Adyen vs PayPal
Adyen and PayPal are both global payments companies, and businesses choosing how to accept and process payments often weigh them against each other — Adyen as the enterprise-grade processing platform and PayPal as the ubiquitous branded checkout and consumer wallet that also offers unbranded processing. Their official MCP servers reflect those identities. Adyen's server exposes its Checkout and Management APIs to an agent: on the Checkout side it can create a payment session, retrieve its result, list payment methods, create and manage payment links, and run modifications to refund or cancel an authorized payment; on the Management side it can list and inspect merchant accounts, terminals, and store/terminal settings — so an agent can operate both online payments and physical point-of-sale infrastructure. PayPal's official remote server brings agentic commerce: it exposes the PayPal agent toolkit so an agent can create and manage invoices, handle orders and payments, work with products and subscription plans, and issue refunds, with restricted tool visibility scoped to the token's permissions and a sandbox endpoint that mirrors production. Here is how the two compare for an agent.
How they compare
| Dimension | Adyen | PayPal |
|---|---|---|
| Positioning | Enterprise payments platform — one stack for online, in-app, and in-person, with deep management of accounts and terminals. | Ubiquitous branded checkout and consumer wallet, plus unbranded processing; strong on invoicing, orders, and subscriptions. |
| Checkout/payments tools | create_payment_session, get_payment_session, get_payment_methods, payment links (create/get/update/expire), and refund_payment/cancel_payment modifications. | Orders (create/get/pay), refunds (create/get), invoicing (create/send/remind/cancel, QR codes), and product/subscription-plan management. |
| Point of sale | First-class terminal management — list terminals, create/list terminal actions, reassign terminals, and read/update terminal settings. | Focused on online and agentic commerce; physical POS terminal management is not the server's emphasis. |
| Safety and testing | Operates against your Adyen Checkout and Management APIs with your credentials and merchant-account scoping. | Restricted tool visibility so users/model only see tools their token permits, plus a sandbox endpoint mirroring production for safe testing. |
| Best-fit task | Enterprises that want an agent across online payments and physical terminals on a unified processing platform. | Teams that want agentic commerce on PayPal's network — invoices, orders, refunds, and subscriptions with token-scoped tools. |
Verdict
Choose Adyen's server when you run on Adyen's enterprise platform and want an agent that spans both online payments (sessions, payment links, refunds) and physical point-of-sale — its terminal-management tools are a genuine differentiator for omnichannel merchants. Choose PayPal's server when you want agentic commerce on PayPal's network: invoicing, orders, refunds, and subscription plans, with token-scoped tool visibility and a sandbox that mirrors production for safe testing. The split is enterprise omnichannel processing with terminal control (Adyen) versus branded checkout and agentic invoicing/orders (PayPal). Both are official; pick by which provider already handles your payments and whether physical POS or PayPal-network commerce matters more.
FAQ
- Can either manage in-person/terminal payments?

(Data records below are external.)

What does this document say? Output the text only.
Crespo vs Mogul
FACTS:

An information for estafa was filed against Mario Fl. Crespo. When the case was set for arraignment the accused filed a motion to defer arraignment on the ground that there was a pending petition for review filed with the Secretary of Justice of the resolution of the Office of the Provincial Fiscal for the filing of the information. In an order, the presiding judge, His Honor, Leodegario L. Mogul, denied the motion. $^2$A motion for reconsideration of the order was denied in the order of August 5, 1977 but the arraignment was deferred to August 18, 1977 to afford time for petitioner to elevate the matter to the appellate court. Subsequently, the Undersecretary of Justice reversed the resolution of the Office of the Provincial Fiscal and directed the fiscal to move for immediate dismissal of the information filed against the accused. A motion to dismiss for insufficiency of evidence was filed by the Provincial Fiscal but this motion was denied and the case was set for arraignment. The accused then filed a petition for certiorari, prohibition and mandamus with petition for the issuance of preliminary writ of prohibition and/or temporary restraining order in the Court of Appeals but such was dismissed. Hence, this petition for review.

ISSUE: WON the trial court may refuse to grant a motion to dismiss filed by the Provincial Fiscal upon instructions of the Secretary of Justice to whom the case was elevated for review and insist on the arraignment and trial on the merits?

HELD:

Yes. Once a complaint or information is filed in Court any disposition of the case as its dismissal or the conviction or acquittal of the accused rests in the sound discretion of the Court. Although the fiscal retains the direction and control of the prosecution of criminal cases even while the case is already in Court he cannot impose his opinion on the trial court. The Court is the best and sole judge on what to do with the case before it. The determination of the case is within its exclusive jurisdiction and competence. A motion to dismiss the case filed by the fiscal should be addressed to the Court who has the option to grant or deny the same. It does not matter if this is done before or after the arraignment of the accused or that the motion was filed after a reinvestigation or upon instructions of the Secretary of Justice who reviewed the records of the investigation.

- Adyen's server has first-class terminal management — listing terminals, creating terminal actions, reassigning, and updating terminal settings — which suits omnichannel merchants. PayPal's server focuses on online and agentic commerce (invoices, orders, subscriptions) rather than physical POS terminals.
- How do they handle safe testing?
- PayPal provides a sandbox endpoint that mirrors production and restricts tool visibility to what the token permits. Adyen operates against your Checkout and Management APIs with your own credentials and merchant-account scoping.